Sin embargo, no logran conseguir este último objetivo. La vivien­te clara de huevo extrae de sus profundidades otras sustancias, mu­cho más pequeñas y maniobrables que las bacterias, que llegan pri­mero a las vitaminas flotantes, las envuelven y casi las destruyen, convirtiéndolas en material inservible para las bacterias, cuando éstas finalmente las alcanzan.
Ésta ha sido la última oportunidad de las bacterias. Ahora se ha­llan demasiado lejos de la cascara como para dar marcha atrás, y en la otra dirección, la yema a la que se dirigían desde el principio y que les hubiese proporcionado jugosas proteínas y grasas, está demasia­do lejana.
Como consecuencia, las bacterias mueren una tras otra, deba­tiéndose inútilmente, desfalleciendo por ina­nición en este insospechado guardián marino, que adquirió vida y frustró sus planes apenas entraron en él. La clara, una vez más, ha cumplido con su deber.

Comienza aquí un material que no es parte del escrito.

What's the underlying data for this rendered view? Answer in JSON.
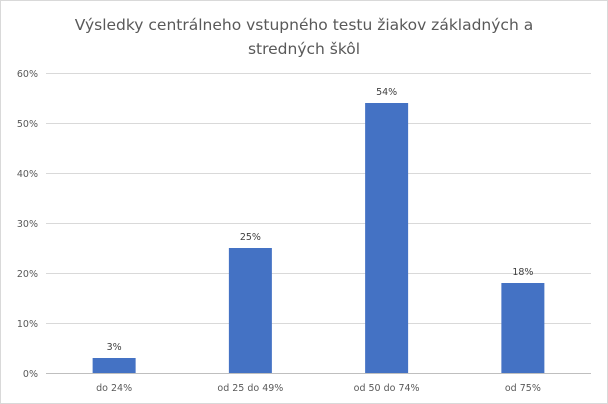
{
  "chart_data": {
    "type": "bar",
    "title_lines": [
      "Výsledky centrálneho vstupného testu žiakov základných a",
      "stredných škôl"
    ],
    "categories": [
      "do 24%",
      "od 25 do 49%",
      "od 50 do 74%",
      "od 75%"
    ],
    "values": [
      3,
      25,
      54,
      18
    ],
    "data_labels": [
      "3%",
      "25%",
      "54%",
      "18%"
    ],
    "y_ticks": [
      "0%",
      "10%",
      "20%",
      "30%",
      "40%",
      "50%",
      "60%"
    ],
    "ylim": [
      0,
      60
    ],
    "grid": true,
    "legend": "none",
    "bar_color": "#4472c4"
  }
}
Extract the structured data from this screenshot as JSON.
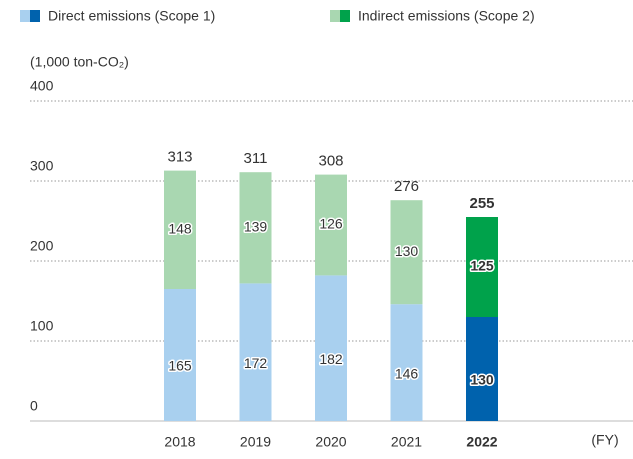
{
  "chart_data": {
    "type": "stacked_bar",
    "unit_label": "(1,000 ton-CO₂)",
    "x_label": "(FY)",
    "categories": [
      "2018",
      "2019",
      "2020",
      "2021",
      "2022"
    ],
    "highlight": "2022",
    "series": [
      {
        "name": "Direct emissions (Scope 1)",
        "color": "#a9d0ef",
        "highlight_color": "#0062ad",
        "values": [
          165,
          172,
          182,
          146,
          130
        ]
      },
      {
        "name": "Indirect emissions (Scope 2)",
        "color": "#a9d7b1",
        "highlight_color": "#00a24b",
        "values": [
          148,
          139,
          126,
          130,
          125
        ]
      }
    ],
    "totals": [
      313,
      311,
      308,
      276,
      255
    ],
    "ylim": [
      0,
      400
    ],
    "yticks": [
      0,
      100,
      200,
      300,
      400
    ],
    "grid": true
  }
}
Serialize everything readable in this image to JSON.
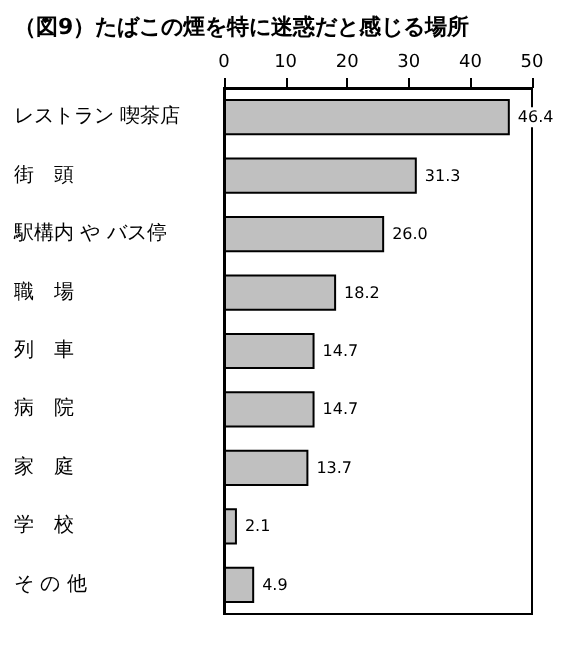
{
  "chart_data": {
    "type": "bar",
    "orientation": "horizontal",
    "title": "（図9）たばこの煙を特に迷惑だと感じる場所",
    "categories": [
      "レストラン 喫茶店",
      "街　頭",
      "駅構内 や バス停",
      "職　場",
      "列　車",
      "病　院",
      "家　庭",
      "学　校",
      "そ の 他"
    ],
    "values": [
      46.4,
      31.3,
      26.0,
      18.2,
      14.7,
      14.7,
      13.7,
      2.1,
      4.9
    ],
    "value_labels": [
      "46.4",
      "31.3",
      "26.0",
      "18.2",
      "14.7",
      "14.7",
      "13.7",
      "2.1",
      "4.9"
    ],
    "color": "#c0c0c0",
    "xlim": [
      0,
      50
    ],
    "xticks": [
      0,
      10,
      20,
      30,
      40,
      50
    ],
    "grid": false
  }
}
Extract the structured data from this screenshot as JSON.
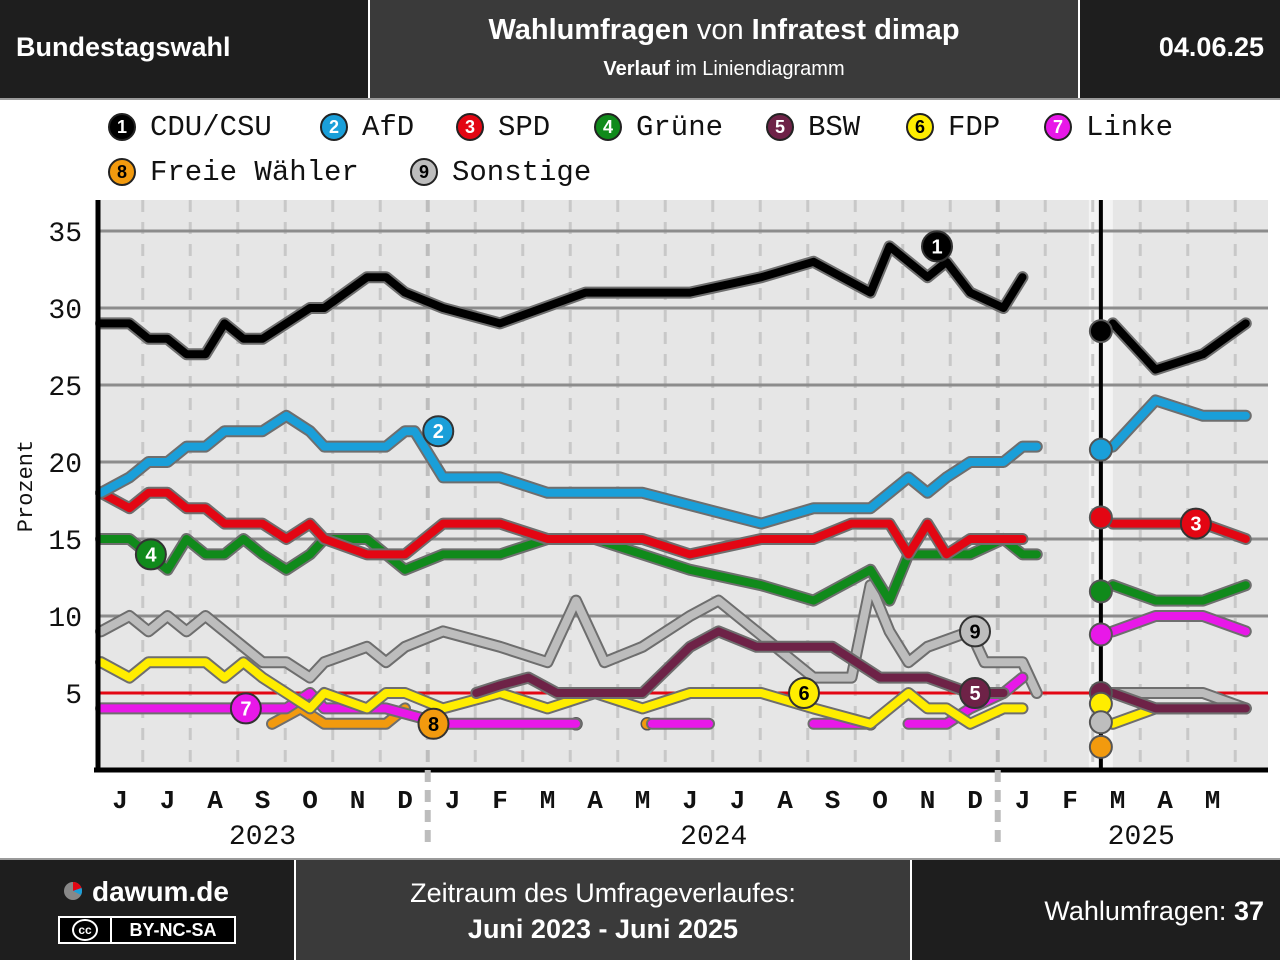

Las latas de conserva que hay en la cocina efectúan una labor defensiva igualmente eficaz. En su mayor parte, la lata no es más que acero prensado. El estaño que interviene en la hojalata constitu­ye una capa -con un grosor de apenas un milímetro- que recubre el interior del recipiente. Sin embargo, esta capa tan delgada resulta suficiente. El estaño emite electrones adicionales, que forman una barrera contra los ácidos corrosivos de la comida que pretendan debilitar la lata, y al no producirse esta corrosión no se formarán grietas microscópicas o puntos débiles por los que puedan introducirse los microbios.
En 1908, el explorador británico Ernest Henry Shackleton (1874-1922) llevó a la Antártida latas de carne ovina que fueron abiertas cincuenta años más tarde y resultaron perfectamente comestibles. Este mecanismo es tan sencillo y las latas de conservas se han ex­tendido hasta tal punto (la producción mundial es de más de 100.000 millo­nes anuales) que cuesta imaginarse los cambios que provocó en su día la aparición de este nuevo sistema de alimentación.
Antes de la era de las latas de conserva, los ejércitos debían limitar sus efectivos de acuerdo con la cantidad de pollos, bueyes, vacas y otros animales comestibles que podían llevar consigo o encontrar por el camino. En 1795 el gobierno revolucionario francés anunció la concesión de un premio de 12.000 francos a quien hallase una forma de almacenar comida con objeto de superar esta limitación, y en 1809 un fabri­cante parisiense de caramelos, Francois Appert (1750-1841), se embolsó dicha suma gracias a su versión primitiva de lata hermética después de 14 años de experimentación. Napoleón Bonaparte (1769-1821), fue el primero en utilizar latas herméticas para aprovisionar a su gran ejército durante la invasión a Rusia en 1812. La invasión fue un fracaso, pero las latas de comida resistieron perfectamente, y a partir de en­tonces han ido ganando en popularidad.